As a professor at Washington State University (WSU), Bose began conducting nanoscale bone implant material research with the goal of better adapting implants to body tissue. As a result of her “innovative and multidisciplinary research on bioactive bone implants," she was awarded the Presidential Early Career Award for Scientists and Engineers. The following year, she co-received a $750,000 grant to establish a biomedical materials research laboratory at WSU with her colleagues Professors Amit Bandyopadhyay and Howard Hosick. By 2009, Bose became the first person of Indian descent to receive the Karl Schwartzwalder-Professional Achievement in Ceramic Engineering Award from the American Ceramic Society’s National Institute of Ceramic Engineers. A few years later, Bose and her research team discovered they could strengthen calcium phosphate by adding silica, zinc oxide and other metal oxides. Based on this discovery, the team began using a 3D printer to print patient-specific, biocompatible scaffolds that could support new bone cell growth and eventually replacement bone tissue. In 2013, she was elected a Fellow of the American Institute for Medical and Biological Engineering. The following year, Bose, her colleagues Professors Amit Bandyopadhyay and William Dernell received a $1.8 million National Institutes of Health grant for a period of five year to focus on bone implants inside the human body.
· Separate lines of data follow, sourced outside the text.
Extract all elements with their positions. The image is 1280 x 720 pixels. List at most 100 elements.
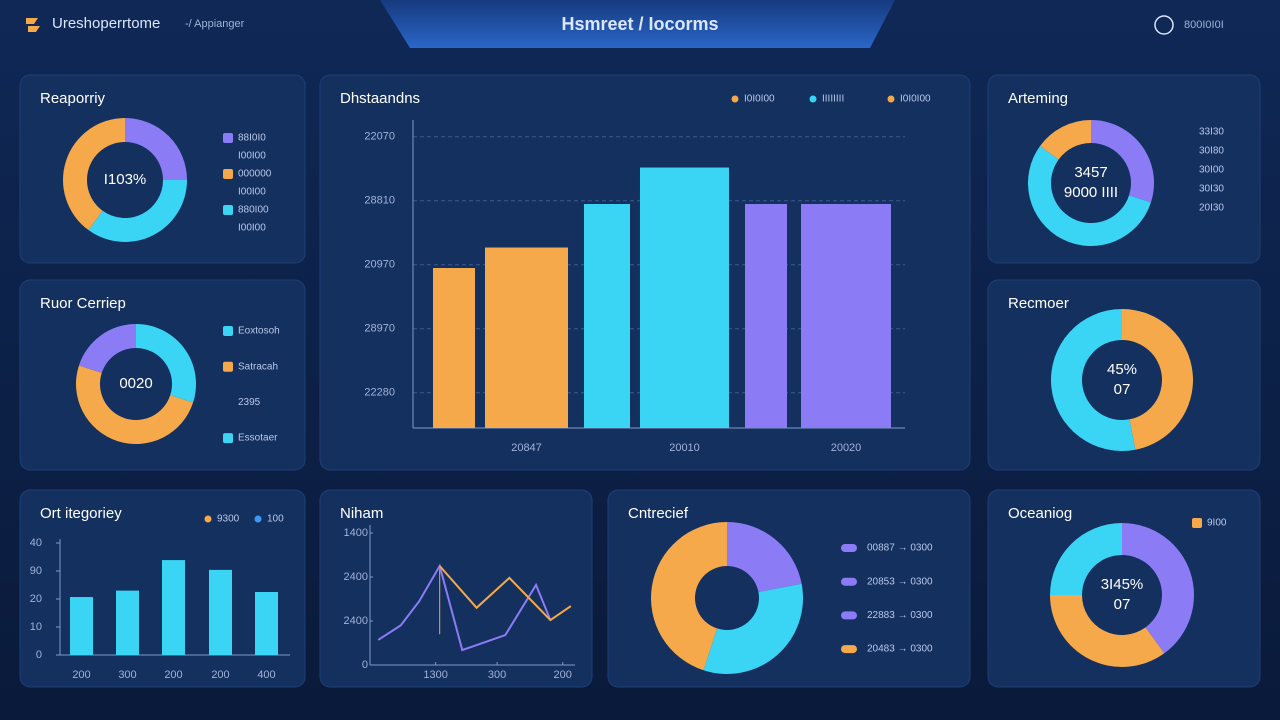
center-label: 07 bbox=[1114, 596, 1131, 613]
x-tick-label: 20020 bbox=[831, 442, 862, 454]
center-label: 07 bbox=[1114, 381, 1131, 398]
y-tick-label: 2400 bbox=[344, 571, 368, 583]
center-label: 45% bbox=[1107, 361, 1137, 378]
center-label: 3457 bbox=[1074, 164, 1107, 181]
center-label: 3I45% bbox=[1101, 576, 1144, 593]
legend-label: I0I0I00 bbox=[900, 94, 931, 105]
subtitle: -/ Appianger bbox=[185, 18, 245, 30]
bar bbox=[255, 592, 278, 655]
legend-swatch bbox=[254, 515, 262, 523]
panel-title: Oceaniog bbox=[1008, 505, 1072, 522]
panel-title: Arteming bbox=[1008, 90, 1068, 107]
panel bbox=[319, 489, 593, 688]
legend-label: 000000 bbox=[238, 169, 272, 180]
bar bbox=[162, 560, 185, 655]
x-tick-label: 200 bbox=[164, 669, 182, 681]
donut-slice bbox=[62, 118, 125, 231]
donut-slice bbox=[1050, 309, 1136, 452]
legend-swatch bbox=[223, 433, 233, 444]
legend-label: 00887 → 0300 bbox=[867, 543, 933, 554]
x-tick-label: 300 bbox=[488, 669, 506, 681]
legend-label: IIIIIIII bbox=[822, 94, 844, 105]
legend-swatch bbox=[223, 326, 233, 336]
panel-title: Dhstaandns bbox=[340, 90, 420, 107]
legend-label: 2395 bbox=[238, 397, 261, 408]
panel-title: Recmoer bbox=[1008, 295, 1069, 312]
x-tick-label: 1300 bbox=[423, 669, 447, 681]
y-tick-label: 10 bbox=[30, 621, 42, 633]
panel-title: Ort itegoriey bbox=[40, 505, 122, 522]
x-tick-label: 200 bbox=[211, 669, 229, 681]
x-tick-label: 200 bbox=[554, 669, 572, 681]
y-tick-label: 40 bbox=[30, 537, 42, 549]
legend-swatch bbox=[1192, 518, 1202, 528]
legend-label: Essotaer bbox=[238, 433, 278, 444]
bar bbox=[209, 569, 232, 655]
bar bbox=[116, 590, 139, 655]
line-series bbox=[438, 565, 572, 622]
bar bbox=[485, 247, 568, 428]
donut-slice bbox=[125, 118, 187, 180]
x-tick-label: 300 bbox=[118, 669, 136, 681]
y-tick-label: 90 bbox=[30, 565, 42, 577]
account-icon[interactable] bbox=[1154, 15, 1174, 35]
legend-label: 33I30 bbox=[1199, 127, 1224, 138]
bar bbox=[745, 204, 787, 428]
bar bbox=[70, 597, 93, 655]
bar bbox=[640, 167, 729, 428]
y-tick-label: 28970 bbox=[364, 323, 395, 335]
donut-slice bbox=[1050, 523, 1122, 595]
legend-swatch bbox=[223, 205, 233, 215]
legend-swatch bbox=[204, 515, 212, 523]
y-tick-label: 28810 bbox=[364, 195, 395, 207]
y-tick-label: 22070 bbox=[364, 131, 395, 143]
panel-title: Niham bbox=[340, 505, 383, 522]
y-tick-label: 1400 bbox=[344, 527, 368, 539]
center-label: 9000 IIII bbox=[1064, 184, 1118, 201]
legend-swatch bbox=[223, 361, 233, 372]
panel-title: Cntrecief bbox=[628, 505, 689, 522]
center-label: I103% bbox=[104, 171, 147, 188]
donut-slice bbox=[75, 365, 194, 445]
legend-label: 20483 → 0300 bbox=[867, 644, 933, 655]
donut-slice bbox=[1040, 120, 1091, 160]
legend-label: 880I00 bbox=[238, 205, 269, 216]
panel bbox=[987, 279, 1261, 471]
donut-slice bbox=[1122, 523, 1194, 654]
y-tick-label: 22280 bbox=[364, 387, 395, 399]
page-title: Hsmreet / Iocorms bbox=[561, 14, 718, 34]
y-tick-label: 0 bbox=[362, 659, 368, 671]
x-tick-label: 20847 bbox=[511, 442, 542, 454]
y-tick-label: 20970 bbox=[364, 259, 395, 271]
center-label: 0020 bbox=[119, 375, 152, 392]
account[interactable]: 800I0I0I bbox=[1184, 19, 1224, 31]
panel-title: Reaporriy bbox=[40, 90, 106, 107]
logo bbox=[26, 18, 40, 32]
legend-swatch bbox=[841, 577, 857, 586]
legend-label: 30I00 bbox=[1199, 165, 1224, 176]
x-tick-label: 20010 bbox=[669, 442, 700, 454]
legend-swatch bbox=[841, 645, 857, 654]
legend-swatch bbox=[841, 611, 857, 620]
donut-slice bbox=[88, 180, 187, 242]
legend-swatch bbox=[731, 95, 739, 103]
x-tick-label: 200 bbox=[72, 669, 90, 681]
donut-slice bbox=[136, 324, 196, 403]
panel-title: Ruor Cerriep bbox=[40, 295, 126, 312]
legend-label: 20853 → 0300 bbox=[867, 576, 933, 587]
donut-slice bbox=[1027, 145, 1151, 247]
legend-label: I00I00 bbox=[238, 187, 266, 198]
y-tick-label: 2400 bbox=[344, 615, 368, 627]
title-tab bbox=[380, 0, 895, 48]
legend-swatch bbox=[841, 544, 857, 552]
bar bbox=[584, 204, 630, 428]
legend-label: 9I00 bbox=[1207, 518, 1227, 529]
legend-label: 22883 → 0300 bbox=[867, 610, 933, 621]
legend-label: 88I0I0 bbox=[238, 133, 266, 144]
legend-label: 30I30 bbox=[1199, 184, 1224, 195]
legend-label: I00I00 bbox=[238, 223, 266, 234]
donut-slice bbox=[1050, 595, 1165, 668]
legend-label: I0I0I00 bbox=[744, 94, 775, 105]
legend-swatch bbox=[223, 133, 233, 143]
Following her passion for natural medicinal compounds, Bose and her students developed ways to deliver curcumin and other natural compounds to stop bone cancer cell growth without inhibiting healthy bone cells. That same year, she was elected a Fellow of the Royal Society of Chemistry.

Bose’s group research on 3D printed ceramic bone scaffolds with controlled chemistry for hard tissue engineering and natural medicinal compounds was featured by the AP, BBC, NPR, CBS News, MSNBC, ABC News, and many other TV, radio stations, magazines, and news sites all over the world, including R&D magazine and ScienceDaily.

==Awards==
Bose received the CAREER Award in 2002 and the Presidential Early Career Award for Scientists and Engineers (PECASE) in 2004 from the National Science Foundation (NSF) for her work on nanoscale calcium phosphates for bone implants and drug delivery. Her interdisciplinary research, in collaboration with other colleagues, has been funded by several foundations, e.g. Murdock and Keck foundations, several state and federal agencies, e.g. NSF, ONR, NIH (NIBIB, NIAMS, NIDCR as PI) as well as industries.
- 2019, she became Fellow in Royal Society of Chemistry (RSC).
- 2019, she received WSU Sahlin Faculty excellence award for research scholarship and arts
- 2018, Bose was elected a Fellow of the Materials Research Society (MRS).
- Distinguished Faculty Address Award by Washington State University (DFA) in 2018.
- 2018, Bose became the Fellow of American Society for Materials (ASM International)
- 2017, she became the Fellow of the National Academy of Inventors (NAI), and elected to the Washington State Academy of Science (WSAS).
- 2016, She was elected as Fellow of the American Association for the Advancement of Science (AAAS).
- 2016, she received International Society for Ceramics in Medicine research excellence award
- 2015, Bose was the recipient of a ‘Women to Watch in Life Science’ award from the Washington Biotechnology and Biomedical Association
- 2014, She received Richard M. Fulrath Award, an international award, that is given to a US academician under age 45 from the American Ceramic Society (ACerS).
- 2013, she was elected a Fellow of the American Institute for Medical and Biological Engineering.
- 2009, Bose became the first person of Indian descent to receive the Karl Schwartzwalder-Professional Achievement in Ceramic Engineering (PACE) Award from the American Ceramic Society’s National Institute of Ceramic Engineers.
- 2006, she was invited by the US National Academy of Sciences to the Chinese-American Kavli symposium as a “Kavli fellow”.